There is a danger already in Indian society that polarisation has pushed us into “Left” and “Right” silos, from which everyone else looks like either “anti-nationals” or as “fascists.” We can also see signs of this being institutionalised into permanent divisions along lines of class and educational privilege; an elite transnational liberal arts culture on one side, and a more modest patriotic middle-class culture on the other. In time, one group will occupy the positions that will define the discourse, while the other will merely focus on earning a living, finding its voice ever diminished in the running of the nation.
Is there a way out of this path of polarisation? Critical Humanities from India, edited by D Venkat Rao, offers a deeper insight into the role of education in addressing Indian pasts and futures than most “critical” paradigms have offered so far. Even as Indian and Indian-origin scholars abroad (mostly identified as “South Asian” for the convenience of the American ivory tower) profess a “critical” postcolonial position, much of what has been normalised as humanities education from or about South Asia has been along the lines of the “mantra” (as Western critical scholars called it) of “race, class, gender,” with “caste” filling in for “race” at best.

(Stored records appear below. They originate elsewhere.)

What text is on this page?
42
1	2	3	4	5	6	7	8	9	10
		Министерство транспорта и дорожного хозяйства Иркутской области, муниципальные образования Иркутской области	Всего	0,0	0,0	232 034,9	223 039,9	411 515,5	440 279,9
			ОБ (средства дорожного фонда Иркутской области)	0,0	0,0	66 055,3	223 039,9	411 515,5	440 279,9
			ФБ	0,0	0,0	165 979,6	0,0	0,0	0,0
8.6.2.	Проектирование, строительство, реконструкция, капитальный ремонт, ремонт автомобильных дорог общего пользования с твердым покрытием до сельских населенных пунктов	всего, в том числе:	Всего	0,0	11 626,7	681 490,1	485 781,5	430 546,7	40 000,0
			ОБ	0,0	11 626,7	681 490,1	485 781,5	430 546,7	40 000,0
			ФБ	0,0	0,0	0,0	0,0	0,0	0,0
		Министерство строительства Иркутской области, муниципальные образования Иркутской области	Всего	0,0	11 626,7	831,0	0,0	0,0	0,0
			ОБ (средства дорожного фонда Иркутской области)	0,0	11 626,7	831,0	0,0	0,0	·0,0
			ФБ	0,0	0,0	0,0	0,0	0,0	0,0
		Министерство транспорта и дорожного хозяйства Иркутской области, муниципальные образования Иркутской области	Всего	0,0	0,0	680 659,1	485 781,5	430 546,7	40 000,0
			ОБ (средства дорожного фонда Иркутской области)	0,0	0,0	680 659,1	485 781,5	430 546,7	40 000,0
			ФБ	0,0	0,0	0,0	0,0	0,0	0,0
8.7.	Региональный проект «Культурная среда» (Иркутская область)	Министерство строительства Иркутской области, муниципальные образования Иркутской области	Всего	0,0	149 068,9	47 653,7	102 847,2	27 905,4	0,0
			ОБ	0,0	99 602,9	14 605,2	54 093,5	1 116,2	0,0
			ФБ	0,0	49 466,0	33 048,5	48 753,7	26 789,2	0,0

Unfortunately, “caste, class, gender” cannot be the beginning and end of humanities education in India, because much of the discourse around these terms comes not from Indian life or thought but from European religious assumptions. Indian liberal humanities education, we learn from this book, is limited by its location in “deeply nurtured Christian theological ideas of moral self-formation (Bildung).” The “crisis in humanities” comes from “our failure to understand the conception of man that is deeply enshrined in the discourses of the humanities that we continue (instrumentally) to service.”
There are, however, different conceptions of “man” that still exist and express themselves, albeit in complicated ways, that we might learn from. One such space in my life happened to be Prasanthi Nilayam, the ashram of Bhagavan Sri Sathya Sai Baba where Justice Ramana spoke recently. At the end of his formal speech calling on students to live up to the ideals of their institution, he suddenly switched from speaking in English to Telugu, because, he said, Baba valued three things: “Matrumurthi. Matrubhasha. Matrudesam.” The audience broke out in applause. To use a creative writing analogy, it was as if everything else had been about “telling” what was important, and these words, in Telugu, were now “showing” it. Macaulay, it seemed, was slain momentarily by an evocation of Matrutva.
My formal education may have been in an English-medium school (whose claim to fame is churning out CEOs) and a Marxism-heavy American university. But I was taught by a lot more, including the experience of culture and community in Prasanthi Nilayam, a place like no other I had seen. The real hope for idealism, I think, is the fact that while many of us might mistake our formal education for the limits of knowledge, the real world of generations of life is also present around us. If we can inspire our students to look beyond the physical classroom to the lessons all around, including the lessons “within”, perhaps a renewed humanities will indeed blossom.